Cada unidade de registo foi numerada numa coluna, o nome do entrevistado noutra, a data da entrevista outra e a etiquetagem noutra coluna. Isto permitia ordenar as unidades de registo por etiqueta, por aluno, por data, ou ainda pela combinação de várias, e voltar recompor a sequência do texto pela numeração das unidades. O agrupamento pelas etiquetas permitia discernir se o critério de etiquetagem tinha sido o mesmo para todos os entrevistados e fazer as correções necessárias. Muitas vezes foi necessário subdividir as unidades de registo inicialmente criadas e etiquetadas e especificar mais as etiquetas criando categorias mais estreitas. Uma sexta coluna foi depois criada para inserir excertos significativos do diálogo e uma interpretação do conteúdo de cada unidade. O facto de se poder agrupar, pela ordenação das unidades de acordo com a etiquetagem, a data da entrevista e o participante, possibilitava, ou melhor, potenciava a reflexão e a interpretação dos dados recolhidos, tanto numa visão global envolvendo todos os participantes como individualmente.
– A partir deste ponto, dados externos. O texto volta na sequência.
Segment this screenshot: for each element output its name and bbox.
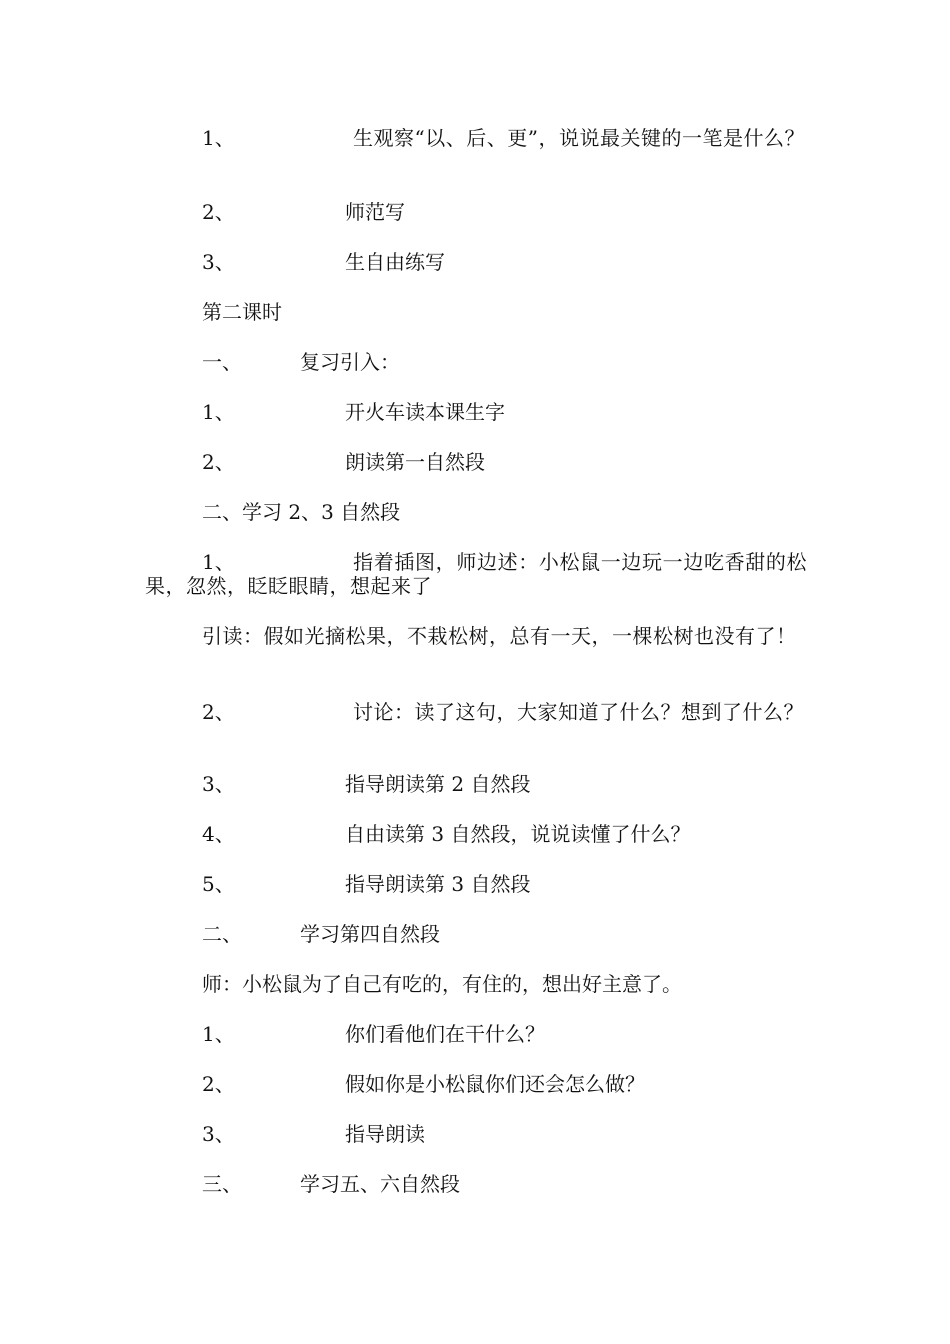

Numa segunda fase eliminou-se a coluna com o diálogo e passou a trabalhar-se só com a numeração das unidades, a etiquetagem e a interpretação. A Figura 13 mostra o resultado desta fase do processo.

Sobre este documento, usando as possibilidades de reordenação das unidades de sentido, fez- se uma escrita reflexiva usando tanto as categorias de análise definidas a priori como identificando categorias emergentes relativas aos processos de formulação de problemas.

A análise do diário

A análise do diário seguiu um procedimento semelhante ao das entrevistas, usando as mesmas ferramentas do processador de texto. O texto foi recortado em unidades de registo, numa tabela com as colunas de numeração das unidades, o texto propriamente dito, e as colunas destinadas à identificação das unidades. Foram usados três séries de códigos.

A primeira codificação contava com:

 Ambiente de sala – referências ao modo de trabalho (coletivo, de grupo, individual), ao ambiente “emocional” (tenso, descontraído, silencioso,…)

 Disposição dos alunos – esquema da disposição das mesas de trabalho e o lugar ocupado por cada aluno ou aluna

 Entrevistas – indicações e reflexões sobre as entrevistas realizadas

 Índice de entrada no diário – título, data, palavras-chave do conteúdo do registo daquele dia

 Número de dia – dados obtidos da observação em tempo real da atividade e reflexões correspondentes

 Professora – reflexões de qualquer espécie sobre a professora

 Reflexões sobre a investigação – sobre o andamento do trabalho, as preocupações,…  Seleção dos participantes – reflexões, critérios,… que diziam respeito à seleção dos

participantes

 Trabalho da turma – conteúdo curricular em trabalho na aula

 Reuniões com a professora – conteúdo das conversas tidas com a professora, mas que não encaixava nos códigos acima enunciados.

Uma segunda etiquetagem foi feita independente da primeira, numa nova coluna da tabela. Dizia respeito a tópicos de conhecimento matemático (ou não) em discussão na aula. Tinha em conta o conhecimento matemático observado (e eventualmente de outra disciplina).

 Geral – aspetos gerais da ação dos alunos relativamente a tópicos matemáticos ou outros

 Adição – processos de cálculo (excluindo o cálculo mental)  Divisão – idem

 Multiplicação – idem  Subtração – idem

 Cálculo mental – comentários sobre o desempenho dos participantes (e outros alunos), incluindo estratégias, quando explicitadas.

 Resolução de problemas – comentários ao modo de trabalho e ao tipo de problemas  Formulação de problemas – comentários às atividades de formulação observadas A terceira codificação, numa nova coluna, identificava o aluno que era mencionado nas unidades já criadas pelos outros códigos.

Tal como foi feito para as entrevistas, a manipulação da ferramenta de ordenação permitiu o agrupamento de categorias semelhantes e a extração da informação relevante.